GSA Connects 2023 Meeting in Pittsburgh, Pennsylvania

Paper No. 253-5
Presentation Time: 2:30 PM

NEW CONSTRAINTS ON THE ROLE OF VARIABLE FAULT ARCHITECTURE ON OROGENIC GOLD FORMATION IN THE CANADIAN CORDILLERA FROM INVESTIGATIONS IN THE KLONDIKE DISTRICT, YUKON, CANADA


FRIEMAN, Ben1, TALLMAN, Peter2 and GOLDFARB, Richard1, (1)Department of Geology and Geological Engineering, Colorado School of Mines, 1516 Illinois Street, Golden, CO 80401, (2)Klondike Gold Corp., 2833 – 595 Burrard St., Vancouver, BC V7J 1J1, Canada

The world-class placer gold fields of the Klondike District, Yukon, Canada have produced >20 Moz of gold, primarily from alluvium derived from 5-3 Ma White Channel gravel paleoplacer deposits that were themselves formed from erosion of quartz-carbonate orogenic gold vein systems. Thus, the endowment of the Klondike District reflects the influx of a remarkable volume of auriferous fluids into the presently exposed thrust nappes concomitant with progressive convergent margin tectonism in the Middle Jurassic to Early Cretaceous. Typically, orogenic gold deposits display a genetic and spatial association to regional, crustal-scale fault systems, which facilitate the concentration and transport of ore-forming metamorphic fluids from source domains near the greenschist-amphibolite facies transition to physical or chemical traps at higher crustal levels during fluid cycling events associated with tectonic uplift.
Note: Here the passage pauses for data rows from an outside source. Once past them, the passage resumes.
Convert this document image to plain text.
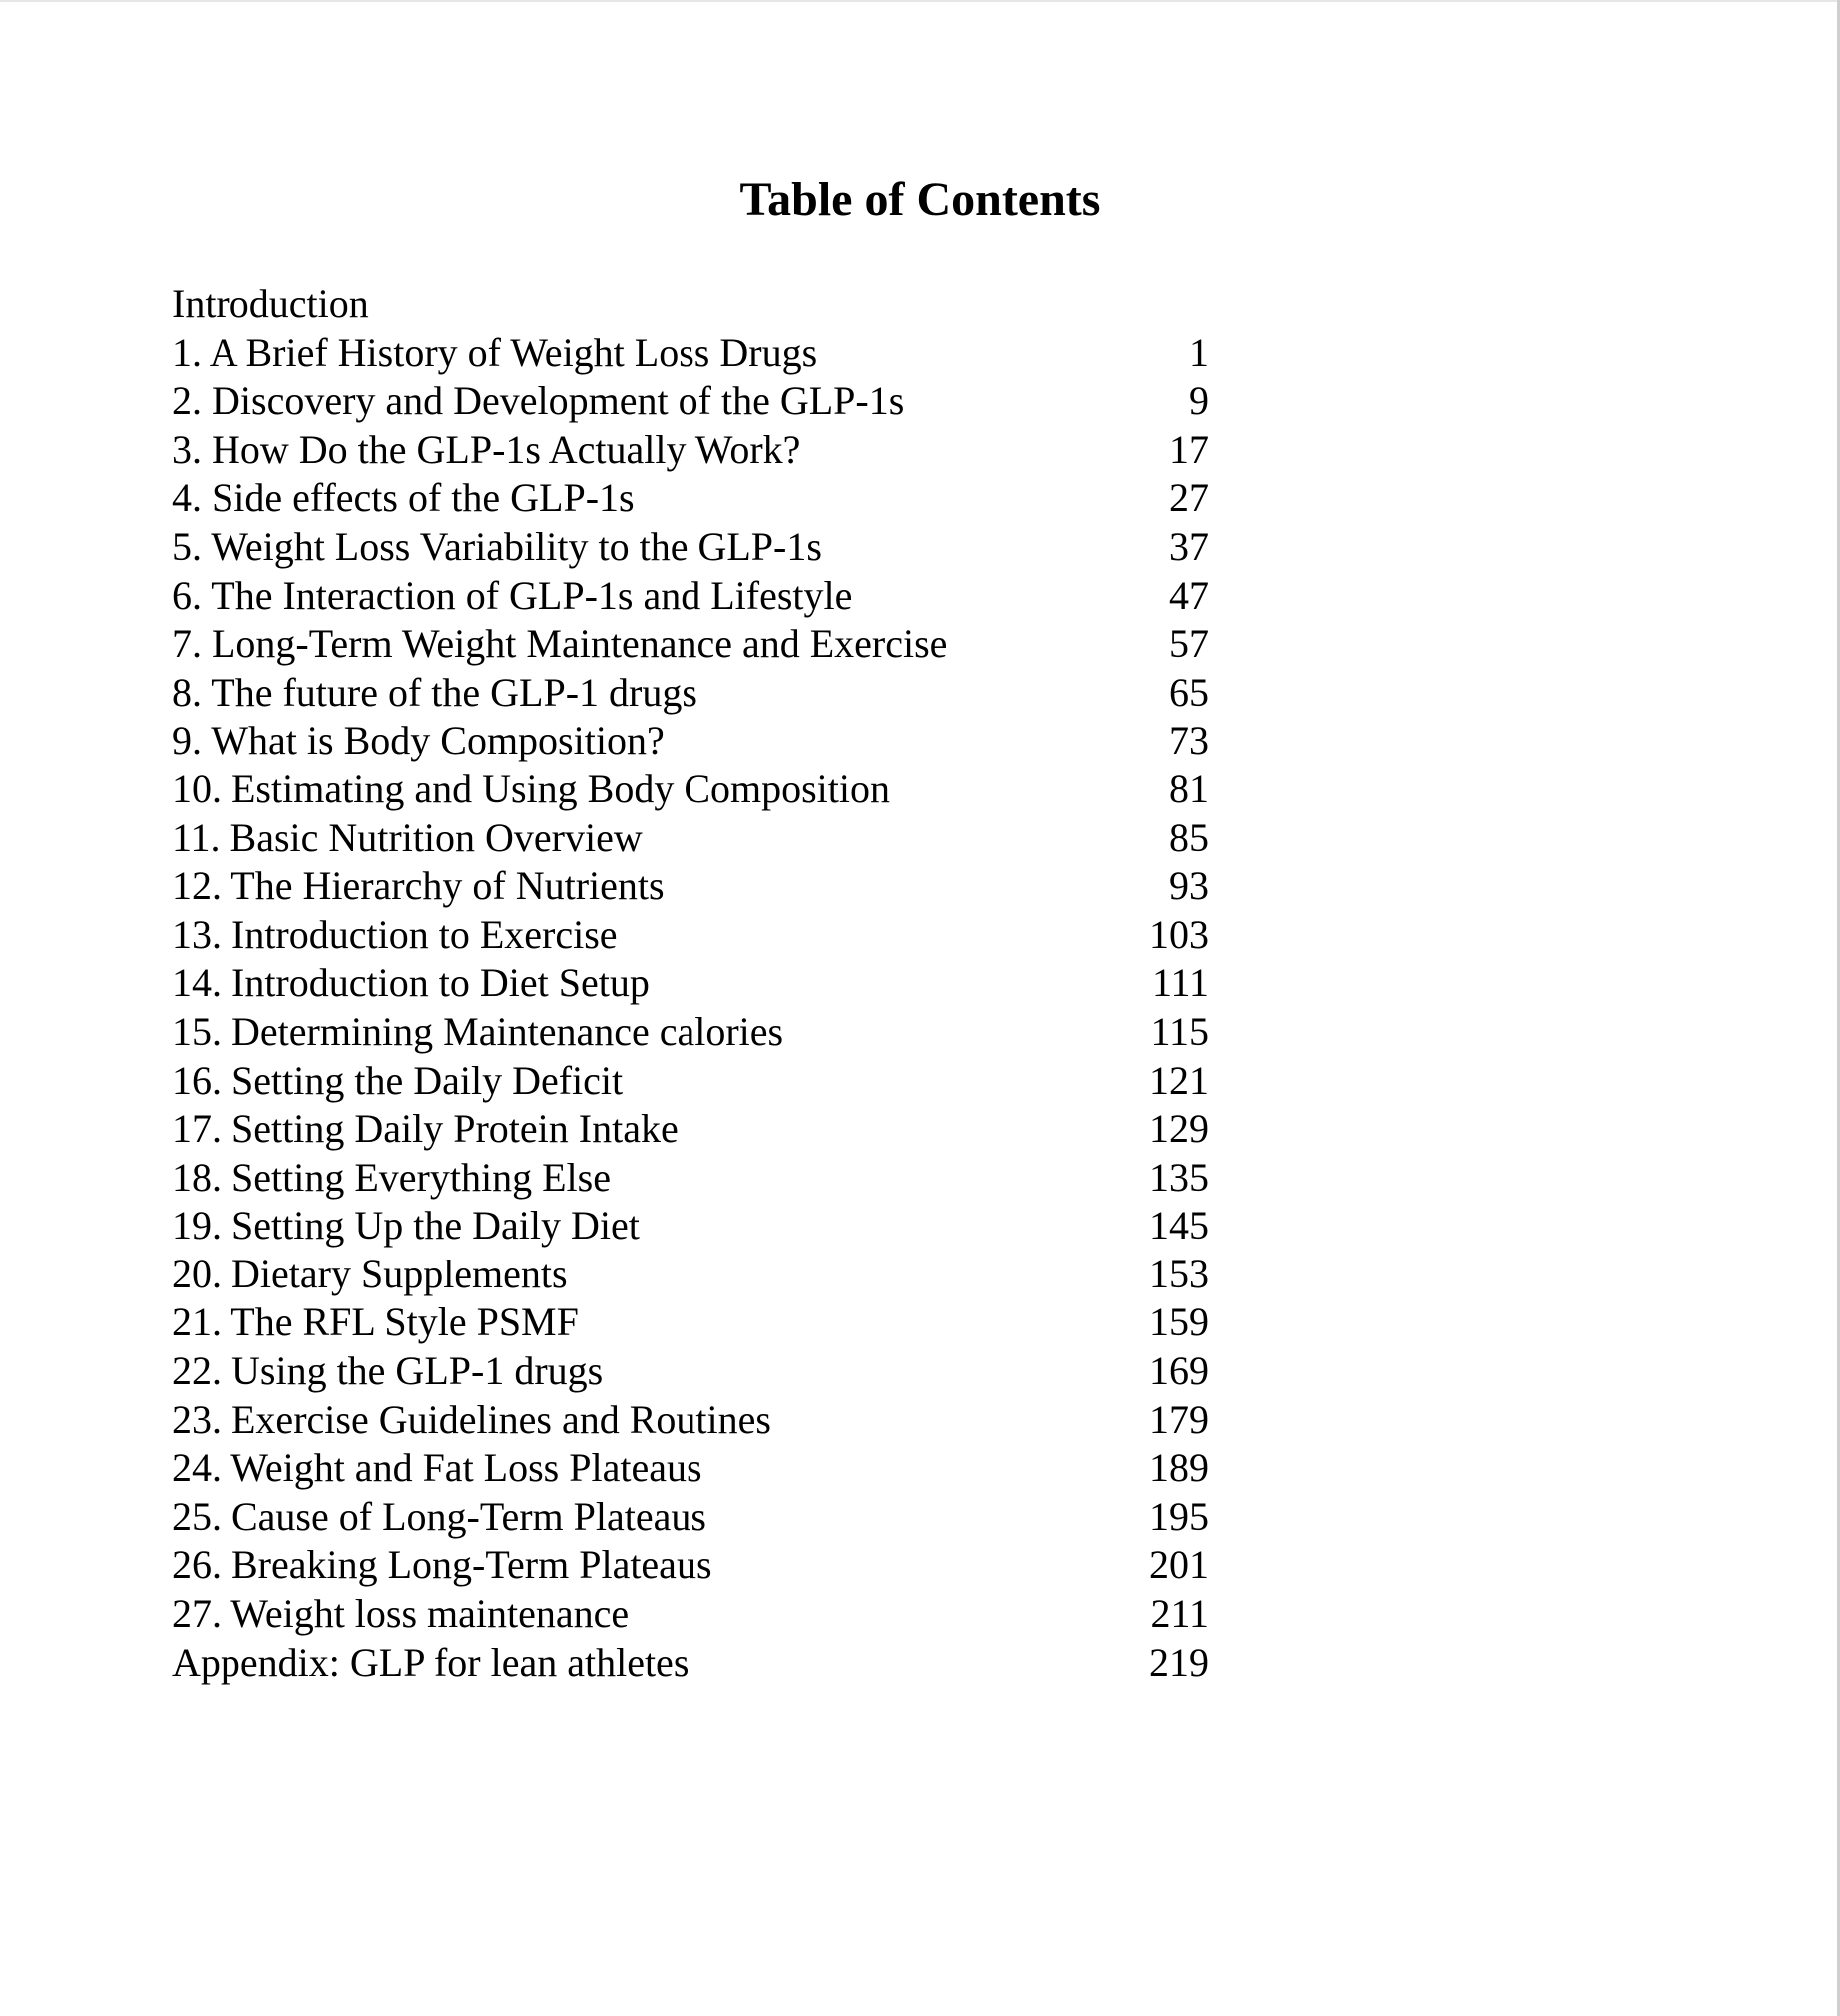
Table of Contents
Introduction
1. A Brief History of Weight Loss Drugs	1
2. Discovery and Development of the GLP-1s	9
3. How Do the GLP-1s Actually Work?	17
4. Side effects of the GLP-1s	27
5. Weight Loss Variability to the GLP-1s	37
6. The Interaction of GLP-1s and Lifestyle	47
7. Long-Term Weight Maintenance and Exercise	57
8. The future of the GLP-1 drugs	65
9. What is Body Composition?	73
10. Estimating and Using Body Composition	81
11. Basic Nutrition Overview	85
12. The Hierarchy of Nutrients	93
13. Introduction to Exercise	103
14. Introduction to Diet Setup	111
15. Determining Maintenance calories	115
16. Setting the Daily Deficit	121
17. Setting Daily Protein Intake	129
18. Setting Everything Else	135
19. Setting Up the Daily Diet	145
20. Dietary Supplements	153
21. The RFL Style PSMF	159
22. Using the GLP-1 drugs	169
23. Exercise Guidelines and Routines	179
24. Weight and Fat Loss Plateaus	189
25. Cause of Long-Term Plateaus	195
26. Breaking Long-Term Plateaus	201
27. Weight loss maintenance	211
Appendix: GLP for lean athletes	219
However, in the Klondike District, no large-scale fault system has been identified that could have localized such fluid flow. Rather, like other gold-bearing districts in the Canadian Cordillera, such as Cassiar and Cariboo, the structural geometry of the Klondike may be dominated by a series of low-angle thrust sheets. To test this and to investigate why the Klondike has such an exceptional gold endowment in an atypically small area, we combine interpretations of regional structure from USGS-GSC geophysical compilations with local scale geophysical surveys conducted as part of bedrock gold exploration efforts. Interpretations of magnetic and electromagnetic data reveal the presence of lineaments forming anastomosing fault networks internal to the Yukon-Tanana Terrane. The lineaments display geometries that are consistent with dextral kinematics, including asymmetric step-over features that are inferred to represent accommodation faults secondary to the main transpressional corridor. Preliminary work indicates that the higher-order, secondary fault strands may have acted as the accommodation zones for the dispersion and emplacement of deeply sourced, gold-bearing orogenic fluids, which is similar other Phanerozoic, fault/shear-controlled deposits in the northern Canadian Cordillera that formed proximal to the ancestral continental margin.